Уж не спасти ли меня норовил этот дурень? От чего? От кого? Простите, я необорим. Собственно, не намного глупее предложения отпустить бороду и перейти границу.
Мне нужно уладить массу дел, прежде чем я начну размышлять о политике, – если эту околесицу и впрямь можно назвать политикой. И если, сверх того, через пару недель или несколько позже какой-нибудь нетерпеливый обожатель не прихлопнет Падука. Недопонимание, так сказать, перекос духовного людоедства, которое сам же бедняжка и насаждал. Интересно также (по крайности, может кого-то заинтересовать – любопытного в этом вопросе мало), что извлекли из его элоквенции селяне. Вероятно, смутные воспоминания о церкви. Прежде всего нужно найти ему хорошую няню – няню из книжки с картинками, добрую, мудрую и безупречно чистую. Потом придется выдумать что-то о тебе, любовь моя. Представим, что белый больничный поезд с белым дизельным тепловозом увез тебя через туннели в приморские горы. Там ты поправляешься. Но писать ты пока не можешь, потому что пальцы твои еще очень слабы. Лунным лучам не удержать и белого карандаша. Картинка мила, но долго ли она продержится на экране? Мы ожидаем нового слайда, но у владельца волшебного фонаря ни одного не осталось в запасе. Позволить ли теме долгой разлуки разрастаться, пока она не разразится слезами? Сказать ли (изящно тасуя обеззараженные белые символы), что поезд – это Смерть, а санатория – Рай? Или оставить картинку блекнуть, сливаться с другими блекнущими впечатлениями? Но мы хотим писать тебе письма, пусть даже ты и не можешь ответить. Попустим ли мы, чтобы медленные валкие каракули (мы осилили наше имя и два-три слова привета) торили свой совестливый и бессмысленный путь по просторам почтовой открытки, которой не суждено увидеть почты? Не оттого ли так тяжелы для меня эти проблемы, что мой мозг еще не поладил с твоею смертью? Мой разум еще не принял трансформации физического непостоянства в неизменное постоянство нефизического элемента, ускользающее от очевидных законов, как не принял и бессмыслицы накопления неисчислимых сокровищ мысли и чувства, и мысли, скрытой за мыслью, и чувства – за чувством, – и лишь для того, чтобы утратить их все, разом и навсегда, в припадке черной тошноты, за которым следует нескончаемое ничто. Кавычки закрыть.

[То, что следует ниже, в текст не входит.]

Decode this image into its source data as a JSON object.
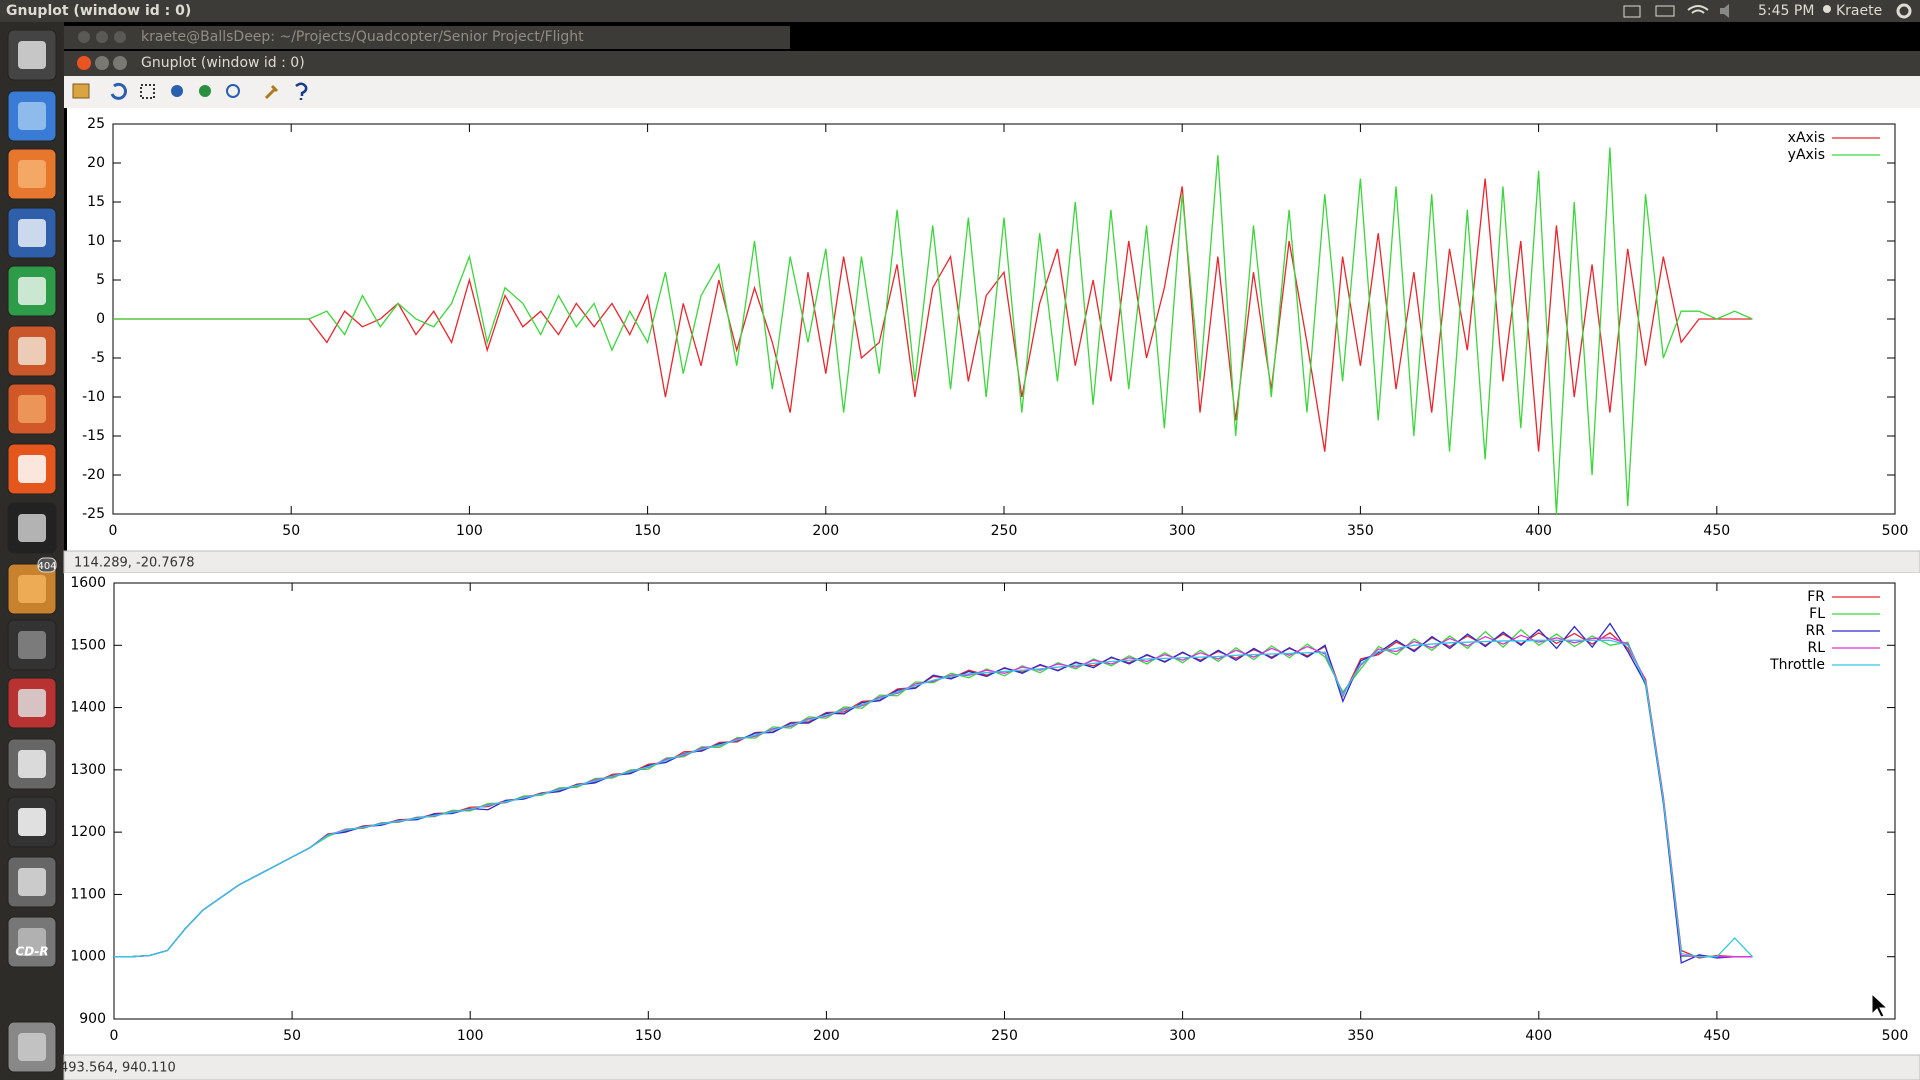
{
  "top_bar": {
    "title": "Gnuplot (window id : 0)",
    "time": "5:45 PM",
    "user": "Kraete"
  },
  "launcher": {
    "badge": "404",
    "cd_label": "CD-R"
  },
  "terminal_window": {
    "title": "kraete@BallsDeep: ~/Projects/Quadcopter/Senior Project/Flight"
  },
  "gnuplot_window": {
    "title": "Gnuplot (window id : 0)",
    "status_top": "114.289, -20.7678",
    "status_bottom": "493.564, 940.110"
  },
  "chart_data": [
    {
      "type": "line",
      "xlim": [
        0,
        500
      ],
      "ylim": [
        -25,
        25
      ],
      "xticks": [
        0,
        50,
        100,
        150,
        200,
        250,
        300,
        350,
        400,
        450,
        500
      ],
      "yticks": [
        -25,
        -20,
        -15,
        -10,
        -5,
        0,
        5,
        10,
        15,
        20,
        25
      ],
      "grid": false,
      "legend": "top-right",
      "x": [
        0,
        5,
        10,
        15,
        20,
        25,
        30,
        35,
        40,
        45,
        50,
        55,
        60,
        65,
        70,
        75,
        80,
        85,
        90,
        95,
        100,
        105,
        110,
        115,
        120,
        125,
        130,
        135,
        140,
        145,
        150,
        155,
        160,
        165,
        170,
        175,
        180,
        185,
        190,
        195,
        200,
        205,
        210,
        215,
        220,
        225,
        230,
        235,
        240,
        245,
        250,
        255,
        260,
        265,
        270,
        275,
        280,
        285,
        290,
        295,
        300,
        305,
        310,
        315,
        320,
        325,
        330,
        335,
        340,
        345,
        350,
        355,
        360,
        365,
        370,
        375,
        380,
        385,
        390,
        395,
        400,
        405,
        410,
        415,
        420,
        425,
        430,
        435,
        440,
        445,
        450,
        455,
        460
      ],
      "series": [
        {
          "name": "xAxis",
          "color": "#e8262d",
          "values": [
            0,
            0,
            0,
            0,
            0,
            0,
            0,
            0,
            0,
            0,
            0,
            0,
            -3,
            1,
            -1,
            0,
            2,
            -2,
            1,
            -3,
            5,
            -4,
            3,
            -1,
            1,
            -2,
            2,
            -1,
            2,
            -2,
            3,
            -10,
            2,
            -6,
            5,
            -4,
            4,
            -3,
            -12,
            6,
            -7,
            8,
            -5,
            -3,
            7,
            -10,
            4,
            8,
            -8,
            3,
            6,
            -10,
            2,
            9,
            -6,
            5,
            -8,
            10,
            -5,
            4,
            17,
            -12,
            8,
            -13,
            6,
            -9,
            10,
            -3,
            -17,
            8,
            -6,
            11,
            -9,
            6,
            -12,
            9,
            -4,
            18,
            -8,
            10,
            -17,
            12,
            -10,
            7,
            -12,
            9,
            -6,
            8,
            -3,
            0,
            0,
            0,
            0
          ]
        },
        {
          "name": "yAxis",
          "color": "#3cd63c",
          "values": [
            0,
            0,
            0,
            0,
            0,
            0,
            0,
            0,
            0,
            0,
            0,
            0,
            1,
            -2,
            3,
            -1,
            2,
            0,
            -1,
            2,
            8,
            -3,
            4,
            2,
            -2,
            3,
            -1,
            2,
            -4,
            1,
            -3,
            6,
            -7,
            3,
            7,
            -6,
            10,
            -9,
            8,
            -3,
            9,
            -12,
            8,
            -7,
            14,
            -8,
            12,
            -9,
            13,
            -10,
            13,
            -12,
            11,
            -8,
            15,
            -11,
            14,
            -9,
            12,
            -14,
            16,
            -8,
            21,
            -15,
            12,
            -10,
            14,
            -12,
            16,
            -8,
            18,
            -13,
            17,
            -15,
            16,
            -17,
            14,
            -18,
            17,
            -14,
            19,
            -25,
            15,
            -20,
            22,
            -24,
            16,
            -5,
            1,
            1,
            0,
            1,
            0
          ]
        }
      ]
    },
    {
      "type": "line",
      "xlim": [
        0,
        500
      ],
      "ylim": [
        900,
        1600
      ],
      "xticks": [
        0,
        50,
        100,
        150,
        200,
        250,
        300,
        350,
        400,
        450,
        500
      ],
      "yticks": [
        900,
        1000,
        1100,
        1200,
        1300,
        1400,
        1500,
        1600
      ],
      "grid": false,
      "legend": "top-right",
      "x": [
        0,
        5,
        10,
        15,
        20,
        25,
        30,
        35,
        40,
        45,
        50,
        55,
        60,
        65,
        70,
        75,
        80,
        85,
        90,
        95,
        100,
        105,
        110,
        115,
        120,
        125,
        130,
        135,
        140,
        145,
        150,
        155,
        160,
        165,
        170,
        175,
        180,
        185,
        190,
        195,
        200,
        205,
        210,
        215,
        220,
        225,
        230,
        235,
        240,
        245,
        250,
        255,
        260,
        265,
        270,
        275,
        280,
        285,
        290,
        295,
        300,
        305,
        310,
        315,
        320,
        325,
        330,
        335,
        340,
        345,
        350,
        355,
        360,
        365,
        370,
        375,
        380,
        385,
        390,
        395,
        400,
        405,
        410,
        415,
        420,
        425,
        430,
        435,
        440,
        445,
        450,
        455,
        460
      ],
      "series": [
        {
          "name": "FR",
          "color": "#e8262d",
          "values": [
            1000,
            1000,
            1002,
            1010,
            1045,
            1075,
            1095,
            1115,
            1130,
            1145,
            1160,
            1175,
            1197,
            1201,
            1210,
            1212,
            1220,
            1221,
            1230,
            1231,
            1240,
            1241,
            1251,
            1254,
            1263,
            1266,
            1277,
            1280,
            1293,
            1295,
            1309,
            1312,
            1329,
            1330,
            1344,
            1345,
            1360,
            1361,
            1376,
            1377,
            1392,
            1393,
            1410,
            1412,
            1430,
            1432,
            1450,
            1447,
            1460,
            1452,
            1463,
            1457,
            1468,
            1460,
            1472,
            1467,
            1480,
            1472,
            1484,
            1474,
            1488,
            1476,
            1490,
            1479,
            1493,
            1481,
            1495,
            1483,
            1498,
            1418,
            1478,
            1485,
            1505,
            1492,
            1512,
            1498,
            1515,
            1500,
            1518,
            1502,
            1520,
            1503,
            1519,
            1502,
            1520,
            1495,
            1445,
            1255,
            1010,
            998,
            1002,
            1000,
            1000
          ]
        },
        {
          "name": "FL",
          "color": "#3cd63c",
          "values": [
            1000,
            1000,
            1002,
            1010,
            1045,
            1075,
            1095,
            1115,
            1130,
            1145,
            1160,
            1175,
            1193,
            1205,
            1206,
            1215,
            1216,
            1224,
            1225,
            1235,
            1234,
            1246,
            1247,
            1258,
            1259,
            1271,
            1272,
            1286,
            1287,
            1300,
            1301,
            1319,
            1321,
            1337,
            1336,
            1352,
            1351,
            1369,
            1367,
            1385,
            1383,
            1401,
            1399,
            1420,
            1419,
            1441,
            1440,
            1455,
            1448,
            1462,
            1451,
            1467,
            1456,
            1472,
            1462,
            1478,
            1467,
            1483,
            1470,
            1488,
            1472,
            1492,
            1474,
            1496,
            1477,
            1499,
            1480,
            1502,
            1481,
            1425,
            1462,
            1498,
            1485,
            1510,
            1492,
            1515,
            1495,
            1522,
            1497,
            1525,
            1500,
            1518,
            1498,
            1515,
            1500,
            1505,
            1435,
            1248,
            1000,
            1002,
            1000,
            1000,
            1000
          ]
        },
        {
          "name": "RR",
          "color": "#2a2ad0",
          "values": [
            1000,
            1000,
            1002,
            1010,
            1045,
            1075,
            1095,
            1115,
            1130,
            1145,
            1160,
            1175,
            1196,
            1200,
            1209,
            1211,
            1219,
            1220,
            1229,
            1230,
            1238,
            1236,
            1251,
            1253,
            1262,
            1265,
            1276,
            1279,
            1291,
            1294,
            1307,
            1312,
            1326,
            1331,
            1342,
            1347,
            1359,
            1360,
            1375,
            1375,
            1391,
            1390,
            1408,
            1411,
            1428,
            1431,
            1452,
            1446,
            1458,
            1450,
            1464,
            1455,
            1469,
            1459,
            1473,
            1464,
            1481,
            1470,
            1485,
            1473,
            1489,
            1474,
            1492,
            1476,
            1495,
            1479,
            1496,
            1481,
            1500,
            1410,
            1475,
            1488,
            1508,
            1490,
            1514,
            1495,
            1518,
            1498,
            1521,
            1500,
            1525,
            1495,
            1530,
            1497,
            1535,
            1490,
            1438,
            1245,
            990,
            1003,
            998,
            1000,
            1000
          ]
        },
        {
          "name": "RL",
          "color": "#e030e0",
          "values": [
            1000,
            1000,
            1002,
            1010,
            1045,
            1075,
            1095,
            1115,
            1130,
            1145,
            1160,
            1175,
            1195,
            1204,
            1207,
            1214,
            1217,
            1223,
            1226,
            1233,
            1236,
            1244,
            1248,
            1256,
            1261,
            1269,
            1274,
            1284,
            1289,
            1298,
            1304,
            1317,
            1323,
            1335,
            1339,
            1350,
            1354,
            1366,
            1370,
            1382,
            1386,
            1398,
            1403,
            1417,
            1423,
            1438,
            1442,
            1452,
            1452,
            1460,
            1455,
            1465,
            1460,
            1470,
            1465,
            1476,
            1470,
            1480,
            1474,
            1485,
            1476,
            1488,
            1478,
            1492,
            1481,
            1495,
            1484,
            1498,
            1486,
            1422,
            1468,
            1494,
            1490,
            1506,
            1496,
            1511,
            1499,
            1514,
            1502,
            1516,
            1505,
            1512,
            1504,
            1511,
            1512,
            1502,
            1442,
            1252,
            1002,
            1000,
            1000,
            1000,
            1000
          ]
        },
        {
          "name": "Throttle",
          "color": "#2ec8e8",
          "values": [
            1000,
            1000,
            1002,
            1010,
            1045,
            1075,
            1095,
            1115,
            1130,
            1145,
            1160,
            1175,
            1195,
            1203,
            1208,
            1213,
            1218,
            1222,
            1227,
            1232,
            1237,
            1243,
            1249,
            1255,
            1261,
            1268,
            1275,
            1282,
            1290,
            1297,
            1305,
            1315,
            1325,
            1333,
            1340,
            1348,
            1356,
            1364,
            1372,
            1380,
            1388,
            1396,
            1405,
            1415,
            1425,
            1435,
            1444,
            1450,
            1454,
            1456,
            1458,
            1460,
            1462,
            1465,
            1468,
            1471,
            1474,
            1476,
            1478,
            1479,
            1480,
            1481,
            1482,
            1484,
            1485,
            1486,
            1487,
            1488,
            1489,
            1420,
            1470,
            1490,
            1495,
            1500,
            1502,
            1504,
            1505,
            1506,
            1507,
            1507,
            1508,
            1508,
            1508,
            1508,
            1508,
            1500,
            1440,
            1250,
            1005,
            1000,
            1000,
            1030,
            1000
          ]
        }
      ]
    }
  ]
}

– Ну-ка, посмотрим, сумеешь ты залезть на этот валун? По-моему, не сумеешь.
Давид припустил по мертвому лугу к валуну, похожему на барашка (забытого каким-то беспечным глетчером). Коньяк оказался дрянной, но службу свою сослужил. Он вспомнил вдруг летний день, когда он гулял по этому самому лугу с высокой черноволосой девушкой с полными губами и пушистыми руками, за которой он ухаживал прежде, чем встретиться с Ольгой.